US Secretary of State Antony Blinken will travel to Saudi Arabia next week at a time of touchy relations between Washington and its longtime Middle East ally, the State Department announced Friday.
The Sudan and Yemen wars, the continued Islamic State threat, and building Riyadh's relationship with Israel are on the menu for Blinken's June 6-8 trip.
It comes as both the United States and Saudi Arabia are seeking to broker a durable cease fire between Sudan's warring generals in talks in the Red Sea city of Jeddah.
"There is just a tremendous amount of work that we're trying to do" with the visit, said Daniel Benaim, a senior State Department official dealing with Arabian Peninsula affairs.
"We're focused on an affirmative agenda here and the great deal of work our countries can do together."
Blinken will participate in a ministerial meeting on Wednesday with the Gulf Cooperation Council, and on Thursday he will join a meeting in Riyadh of the 80-strong coalition of countries fighting the Islamic State group.
That meeting will home in on the spread of jihadist extremism outside the Middle East, according to Ian McCary of the Department of State's Counterterrorism Bureau.
"We're focusing in particular on Africa, where violent groups have adopted ISIS's ideology and are attacking innocent people, destroying local economies, burning schools and healthcare centres, extorting communities, and preventing the creation of jobs," McCary said, using another acronym for the Islamic State.
The Riyadh gathering "underscores that the international community remains united in its determination to keep ISIS weak, fractured, and ultimately destroyed," he said.
The coalition will raise hundreds of millions of dollars to support community-level stabilisation projects, said McCary, and Blinken will announce a "significant" new US contribution, he said.
The continued fighting in Sudan will also be a focus.
Efforts to produce a sustained cease fire between forces under two rival generals fighting since April have failed so far in the talks in Jeddah, where hundreds of diplomats and Sudanese citizens fled to from Khartoum after the fighting erupted.
Washington slapped sanctions on companies tied to the two generals Thursday, but that had no impact on the shelling and bombing that has left scores dead in the Sudanese capital and other areas.

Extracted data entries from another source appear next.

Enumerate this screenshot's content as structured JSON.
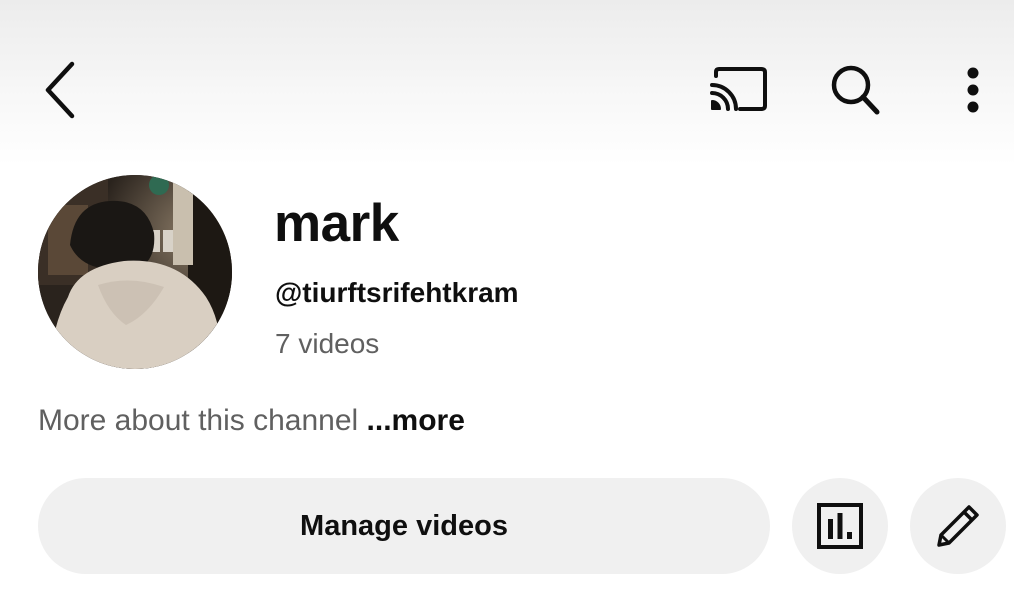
{
  "header": {
    "back_icon": "chevron-left-icon",
    "cast_icon": "cast-icon",
    "search_icon": "search-icon",
    "more_icon": "more-vertical-icon"
  },
  "channel": {
    "name": "mark",
    "handle": "@tiurftsrifehtkram",
    "video_count": "7 videos",
    "description": "More about this channel",
    "more_label": "...more"
  },
  "actions": {
    "manage_videos_label": "Manage videos",
    "analytics_icon": "analytics-icon",
    "edit_icon": "pencil-icon"
  },
  "colors": {
    "text_primary": "#0f0f0f",
    "text_secondary": "#606060",
    "button_bg": "#f0f0f0"
  }
}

The US and the Saudis are also directly involved in efforts to bring a halt to the lengthy conflict in Yemen between the Iranian-backed Huthi rebels and government forces backed by a Saudi-led coalition.
Yemen, the poorest country on the Arabian Peninsula, has experienced a period of calm since a truce negotiated by the United Nations in April 2022.
The trip follows a recent visit to Saudi Arabia by White House National Security Advisor Jake Sullivan and comes nearly a year after President Joe Biden visited the country, with only mixed success in improving relations.
Ties are complex and have frayed over US accusations of human rights abuses in the kingdom --including the 2018 murder of US-based Saudi dissident journalist Jamal Khashoggi -- and unhappiness that the Saudis raised oil prices in collusion with Russia to profit from the Ukraine war, rejecting US pleas to cap prices.
That led last year to US President Joe Biden ordering a review of the bilateral relationship, signaling his unhappiness.
But US officials don't hide their hopes for improved relations. One goal is to convince Riyadh to formally recognise Israel, as part of the Abraham Accords.
The Accords, launched by former president Donald Trump, have led to a number of Arab countries normalising relations with the Jewish state.
But Riyadh holds to its demand that Israel recognise an independent Palestinian state along with security guarantees from Washington.
On Wednesday, the State Department's top official for the Middle East, Barbara Leaf, told Congress that people should expect only a "gradual opening up" between Saudi Arabia and Israel.
"We see plenty of space to get things done even before normalisation were to be achieved," she said.